Já para dezembro de 2009, foi revelada uma queda de 68% do desmatamento, em comparação a igual período de 2008.  De acordo com o Sistema de Alerta de Desmatamento (SAD) do Imazon, houve 16 quilômetros quadrados de área desmatada na Amazônia Legal no último mês do ano passado.  Em dezembro de 2008, o desmatamento somou 49 quilômetros quadrados.

A devastação acumulada, que se observou para o período de agosto de 2009 a janeiro de 2010, somou 836 quilômetros quadrados.  O dado representa um aumento de 22% em relação ao mesmo período anterior (agosto 2008 a janeiro 2009) quando foram desmatados 687 quilômetros quadrados de floresta.

Em dezembro de 2009 e janeiro de 2010, as florestas degradadas- intensamente exploradas por atividade madeireira e/ou queimadas- na Amazônia Legal totalizaram, respectivamente, 11 quilômetros quadrados e 51 quilômetros quadrados.

O Imazon informa que, como houve grande cobertura de nuvens na região amazônica no período do acumulado analisado, os dados de desmatamento podem subestimar a devastação real.  As regiões com maior cobertura de nuvens foram Amapá, Amazonas e Pará.
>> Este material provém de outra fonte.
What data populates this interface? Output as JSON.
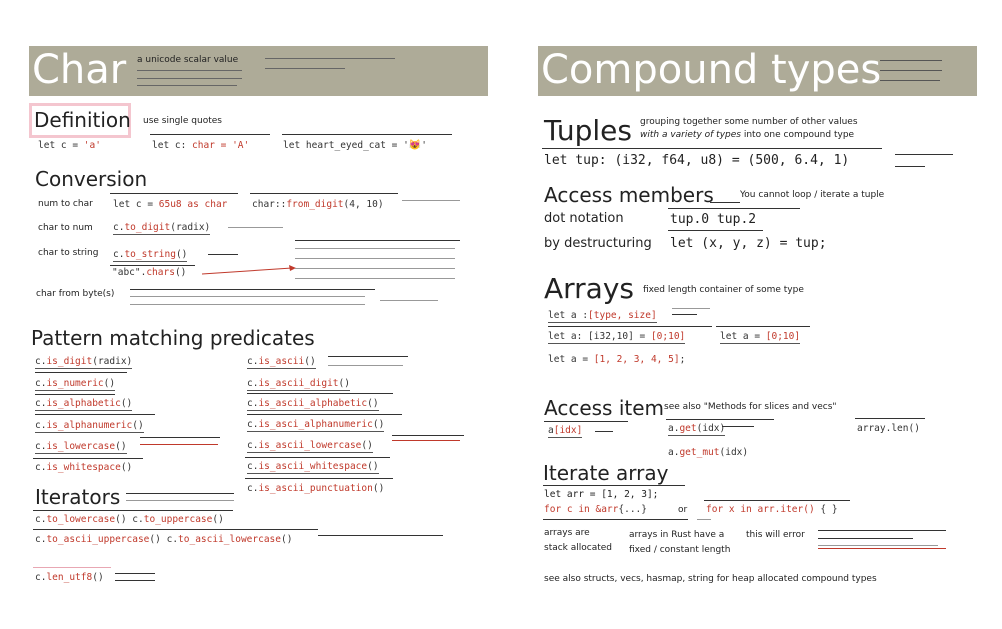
{
  "char": {
    "title": "Char",
    "subtitle": "a unicode scalar value",
    "definition": {
      "heading": "Definition",
      "note": "use single quotes",
      "ex1_a": "let c = ",
      "ex1_b": "'a'",
      "ex2_a": "let c: ",
      "ex2_b": "char = 'A'",
      "ex3_a": "let heart_eyed_cat = '",
      "ex3_emoji": "😻",
      "ex3_b": "'"
    },
    "conversion": {
      "heading": "Conversion",
      "num_to_char": "num to char",
      "ntc_code_a": "let c = ",
      "ntc_code_b": "65u8 as char",
      "ntc_code2_a": "char::",
      "ntc_code2_b": "from_digit",
      "ntc_code2_c": "(4, 10)",
      "char_to_num": "char to num",
      "ctn_code_a": "c.",
      "ctn_code_b": "to_digit",
      "ctn_code_c": "(radix)",
      "char_to_string": "char to string",
      "cts_code_a": "c.",
      "cts_code_b": "to_string",
      "cts_code_c": "()",
      "chars_code_a": "\"abc\".",
      "chars_code_b": "chars",
      "chars_code_c": "()",
      "char_from_bytes": "char from byte(s)"
    },
    "pattern": {
      "heading": "Pattern matching predicates",
      "left": [
        {
          "prefix": "c.",
          "fn": "is_digit",
          "args": "(radix)"
        },
        {
          "prefix": "c.",
          "fn": "is_numeric",
          "args": "()"
        },
        {
          "prefix": "c.",
          "fn": "is_alphabetic",
          "args": "()"
        },
        {
          "prefix": "c.",
          "fn": "is_alphanumeric",
          "args": "()"
        },
        {
          "prefix": "c.",
          "fn": "is_lowercase",
          "args": "()"
        },
        {
          "prefix": "c.",
          "fn": "is_whitespace",
          "args": "()"
        }
      ],
      "right": [
        {
          "prefix": "c.",
          "fn": "is_ascii",
          "args": "()"
        },
        {
          "prefix": "c.",
          "fn": "is_ascii_digit",
          "args": "()"
        },
        {
          "prefix": "c.",
          "fn": "is_ascii_alphabetic",
          "args": "()"
        },
        {
          "prefix": "c.",
          "fn": "is_asci_alphanumeric",
          "args": "()"
        },
        {
          "prefix": "c.",
          "fn": "is_ascii_lowercase",
          "args": "()"
        },
        {
          "prefix": "c.",
          "fn": "is_ascii_whitespace",
          "args": "()"
        },
        {
          "prefix": "c.",
          "fn": "is_ascii_punctuation",
          "args": "()"
        }
      ]
    },
    "iterators": {
      "heading": "Iterators",
      "row1_a": "c.",
      "row1_b": "to_lowercase",
      "row1_c": "()",
      "row1_d": "c.",
      "row1_e": "to_uppercase",
      "row1_f": "()",
      "row2_a": "c.",
      "row2_b": "to_ascii_uppercase",
      "row2_c": "()",
      "row2_d": "c.",
      "row2_e": "to_ascii_lowercase",
      "row2_f": "()"
    },
    "len_a": "c.",
    "len_b": "len_utf8",
    "len_c": "()"
  },
  "compound": {
    "title": "Compound types",
    "tuples": {
      "heading": "Tuples",
      "note1": "grouping together some number of other values",
      "note2_i": "with a variety of types",
      "note2_b": " into one compound type",
      "code": "let tup: (i32, f64, u8) = (500, 6.4, 1)"
    },
    "access": {
      "heading": "Access members",
      "note": "You cannot loop / iterate a tuple",
      "dot_label": "dot notation",
      "dot_code": "tup.0  tup.2",
      "destr_label": "by destructuring",
      "destr_code": "let (x, y, z) = tup;"
    },
    "arrays": {
      "heading": "Arrays",
      "note": "fixed length container of some type",
      "c1_a": "let a :",
      "c1_b": "[type, size]",
      "c2_a": "let a: [i32,10] = ",
      "c2_b": "[0;10]",
      "c3_a": "let a = ",
      "c3_b": "[0;10]",
      "c4_a": "let a = ",
      "c4_b": "[1, 2, 3, 4, 5]",
      "c4_c": ";"
    },
    "access_item": {
      "heading": "Access item",
      "note": "see also \"Methods for slices and vecs\"",
      "idx_a": "a",
      "idx_b": "[idx]",
      "get_a": "a.",
      "get_b": "get",
      "get_c": "(idx)",
      "len": "array.len()",
      "getmut_a": "a.",
      "getmut_b": "get_mut",
      "getmut_c": "(idx)"
    },
    "iterate": {
      "heading": "Iterate array",
      "code1": "let arr = [1, 2, 3];",
      "code2_a": "for c in ",
      "code2_b": "&arr",
      "code2_c": "{...}",
      "or": "or",
      "code3_a": "for x in ",
      "code3_b": "arr.iter()",
      "code3_c": " { }",
      "stack1": "arrays are",
      "stack2": "stack allocated",
      "fixed1": "arrays in Rust have a",
      "fixed2": "fixed / constant length",
      "error": "this will error"
    },
    "footer": "see also structs, vecs, hasmap, string for heap allocated compound types"
  },
  "colors": {
    "band": "#aeab98",
    "accent": "#c0392b",
    "highlight": "#f4c6cf"
  }
}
A parte do Maranhão que compõe a Amazônia Legal também não foi analisada.

Desmatamento que gera emissões

Pela primeira vez, o SAD reportou as emissões de carbono provenientes do desmatamento detectado na Amazônia Legal.  Segundo o sistema, no período de agosto de 2009 a janeiro de 2010, o desmatamento acumulado causou o comprometimento de 13,8 milhões de toneladas carbono, sujeitas a emissões diretas e futuras por eventos de queimadas e decomposição, resultando em 51 milhões de toneladas de CO2 equivalente.

A informação representa aumento de 41% das emissões de carbono em comparação ao mesmo período do ano anterior (agosto de 2008 a janeiro de 2009), quando o total de carbono florestal afetado pelo desmatamento acumulado- 687 quilômetros quadrados- foi de 9,8 milhões de toneladas, resultando em 36 milhões de CO2 equivalente.

“Dizemos que o carbono foi comprometido ou afetado porque não podemos afirmar que a emissão já ocorreu, se o gás já está ou não na atmosfera.  A emissão vai acontecer em algum momento, mas pode ser numa próxima queimada, por exemplo”, explicou ao jornal Estado de S.Paulo, o cientista do Imazon Carlos Souza Júnior.

De acordo com o jornal, para calcular as emissões de carbono desencadeadas pelo desmatamento, o Imazon fez um cruzamento de dados.  Cada polígono onde houve desmatamento foi comparado a mapas de biomassa da Amazônia.

O “simulador de emissões de carbono” trabalha com estimativas frente a algumas incertezas, como a verificada para casos de incêndio, que não têm eficiência de 100% e, portanto, nem sempre levam à queimada de toda a biomassa existente.